Compare and contrast with Jesus. In Jesus’s time, the guilty flocked to him for grace— the woman caught in adultery, the too-short tax collector, even Peter upon first meeting Jesus— none of them pled innocence. And still Christ offered each what they needed but had no right to expect.

In our age, people have ceased to look to the Church for grace, and rightly so in many cases, I’m sorry to say. Vanishing grace is all too real. Corporate America has filled the void, to such an extent that people become volubly angry at Spirit when they fail to live up to the perceived social contract. But the truth is that unmerited grace has never come from profit-driven corporations. Disney will take care of you, but only because you’ve paid thousands of dollars to be there. Love expressing itself through sacrifice as modeled by Our Lord is a much likelier source of the real thing.
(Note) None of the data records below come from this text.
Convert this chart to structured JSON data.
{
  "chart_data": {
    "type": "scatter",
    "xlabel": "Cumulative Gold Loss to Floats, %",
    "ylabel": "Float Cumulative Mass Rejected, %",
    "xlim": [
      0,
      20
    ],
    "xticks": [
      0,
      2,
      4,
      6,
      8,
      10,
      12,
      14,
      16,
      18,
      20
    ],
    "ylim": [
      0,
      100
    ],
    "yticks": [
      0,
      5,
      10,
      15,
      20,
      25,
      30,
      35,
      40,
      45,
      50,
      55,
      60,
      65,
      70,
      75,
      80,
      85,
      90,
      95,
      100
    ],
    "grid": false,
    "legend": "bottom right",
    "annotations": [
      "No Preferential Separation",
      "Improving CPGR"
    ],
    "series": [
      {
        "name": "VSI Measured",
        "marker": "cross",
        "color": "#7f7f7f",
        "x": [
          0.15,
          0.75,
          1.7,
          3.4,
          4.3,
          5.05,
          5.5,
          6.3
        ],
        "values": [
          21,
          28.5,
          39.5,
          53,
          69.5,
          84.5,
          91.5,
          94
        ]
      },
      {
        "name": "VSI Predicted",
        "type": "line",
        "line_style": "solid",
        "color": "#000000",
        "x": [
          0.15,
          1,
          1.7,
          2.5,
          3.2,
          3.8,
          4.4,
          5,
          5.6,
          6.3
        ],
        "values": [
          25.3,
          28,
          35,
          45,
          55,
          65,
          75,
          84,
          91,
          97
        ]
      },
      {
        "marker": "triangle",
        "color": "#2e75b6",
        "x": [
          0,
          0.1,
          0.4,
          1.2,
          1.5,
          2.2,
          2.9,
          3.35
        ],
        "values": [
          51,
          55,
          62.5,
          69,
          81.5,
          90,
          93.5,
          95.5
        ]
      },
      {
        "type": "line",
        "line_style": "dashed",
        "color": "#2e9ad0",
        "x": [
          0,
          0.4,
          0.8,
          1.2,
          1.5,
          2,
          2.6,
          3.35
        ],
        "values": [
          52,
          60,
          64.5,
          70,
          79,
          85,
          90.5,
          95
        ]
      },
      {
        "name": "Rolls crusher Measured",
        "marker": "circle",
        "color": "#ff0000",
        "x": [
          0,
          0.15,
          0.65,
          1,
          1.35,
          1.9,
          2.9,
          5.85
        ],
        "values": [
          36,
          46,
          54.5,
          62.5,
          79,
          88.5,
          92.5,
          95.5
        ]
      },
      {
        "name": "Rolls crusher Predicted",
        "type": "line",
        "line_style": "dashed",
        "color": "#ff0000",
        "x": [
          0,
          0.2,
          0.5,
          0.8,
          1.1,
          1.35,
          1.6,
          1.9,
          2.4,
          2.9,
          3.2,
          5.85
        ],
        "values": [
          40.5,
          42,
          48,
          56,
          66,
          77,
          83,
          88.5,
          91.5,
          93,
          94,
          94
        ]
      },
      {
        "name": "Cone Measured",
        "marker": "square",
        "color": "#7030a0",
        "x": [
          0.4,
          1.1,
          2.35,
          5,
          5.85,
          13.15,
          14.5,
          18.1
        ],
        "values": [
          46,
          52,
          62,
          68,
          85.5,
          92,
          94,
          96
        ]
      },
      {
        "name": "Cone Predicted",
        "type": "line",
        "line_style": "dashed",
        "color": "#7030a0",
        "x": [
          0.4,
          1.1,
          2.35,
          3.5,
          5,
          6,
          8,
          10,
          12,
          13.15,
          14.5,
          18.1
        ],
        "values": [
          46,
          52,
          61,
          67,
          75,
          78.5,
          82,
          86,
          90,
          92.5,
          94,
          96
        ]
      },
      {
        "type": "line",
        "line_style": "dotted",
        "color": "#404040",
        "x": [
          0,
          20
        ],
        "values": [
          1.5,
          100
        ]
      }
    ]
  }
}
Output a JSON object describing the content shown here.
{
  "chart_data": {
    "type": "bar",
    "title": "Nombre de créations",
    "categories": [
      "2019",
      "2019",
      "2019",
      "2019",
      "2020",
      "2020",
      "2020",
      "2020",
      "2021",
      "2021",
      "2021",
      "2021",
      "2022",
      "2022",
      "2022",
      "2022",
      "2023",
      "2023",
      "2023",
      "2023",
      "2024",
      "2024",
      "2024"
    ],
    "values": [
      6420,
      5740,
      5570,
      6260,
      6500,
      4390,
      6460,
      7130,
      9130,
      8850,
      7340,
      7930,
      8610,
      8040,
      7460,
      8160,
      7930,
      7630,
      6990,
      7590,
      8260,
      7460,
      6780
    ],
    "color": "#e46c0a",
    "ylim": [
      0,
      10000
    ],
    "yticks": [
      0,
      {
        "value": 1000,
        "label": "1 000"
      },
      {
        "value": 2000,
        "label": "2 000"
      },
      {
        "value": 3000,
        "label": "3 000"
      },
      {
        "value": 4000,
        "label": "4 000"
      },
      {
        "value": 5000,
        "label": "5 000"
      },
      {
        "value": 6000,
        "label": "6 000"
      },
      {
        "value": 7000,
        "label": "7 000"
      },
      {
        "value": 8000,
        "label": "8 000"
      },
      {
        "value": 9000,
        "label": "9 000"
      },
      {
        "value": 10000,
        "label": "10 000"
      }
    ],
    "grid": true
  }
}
No matter how many in the church may lose sight of that, there still are a lot who remember.

Innocent and crafty

I, for one, am thankful for the many people who took the time to write up their experiences on Spirit, such as:

  • Paying $100 to carry on a purse because it was 1′ 7″ in greatest dimension instead of the requisite 1′ 4″
  • Trying to check in just 44 minutes before departure and finding their tickets canceled (there is a strictly enforced 45 minute cutoff).

Those people were a blessing to me, and allowed me to make my flight (I left the airport hotel at 5:50 a.m. for an 8:45 departure) without extra baggage fees (I had stuffed my briefcase into my checked luggage and carried my laptop loose in my hands). But I wonder what was in their hearts when they wrote those stories down.

Were they thinking of me and offering me a blessing out of love for their fellow man? Or, more likely in our times, were they simply trying to get even? God is very interested in the condition of our hearts; as it says in Luke 6:45, “Out of the fullness of the heart, the mouth speaks.” I have been ripped off before to the tune of hundreds of dollars. I have been robbed several times. I have known violent thoughts as a result of both. It is hard to let go of the anger and find peace, but it is a vitally important battle to fight. Just ask Anakin Skywalker.

I think it is very appropriate for people, even Christians, to write about negative experiences in order to protect others from the same fate; we just need to guard our hearts in the meantime. The same scripture that urges us to be as crafty as serpents also cautions us to be as innocent as doves (Matthew 10:16). Turning bitter leaves us no different from those who embittered us in the first place.

 Come near

Once at the airport and then on the flight, I have to admit I was surprised. No gate personnel or flight attendants went out of their way to be rude to me. My seat did not smell of puke or cause my knees to touch my chin. The climate on board was not uncomfortable. It was much like any other flight; not at all like going “in country” among a den of hated enemies. It did not feel at all like selling out the American way of life.

I still feel that it is a sadder world when businesses pursue low cost above all else; it leaves our society literally and spiritually impoverished. But regardless of the corporate policies they must follow, at the end of the day the employees are still regular human beings like the rest of us. Bottom line, what they want is to be treated nicely and have a good day at work.

We must remember that, regardless of how offended he was by the condition of the world and all of us in it, Christ came near. His name, Emmanuel, means “God with us”— not “God at a distance judging us”. He said, “Very truly I tell you, whoever believes in me will do the works I have been doing” (John 14:12). So if we are to be his followers, we do not have the option of keeping our hands clean and judging one another. His solution to the problem of sin was move in with the sinners and stay for 33 years. No one is asking me to do that with Spirit Airlines, but I am glad I went to see them in person for the span of at least one flight. Very eye-opening.

For the record, though, I still prefer Southwest.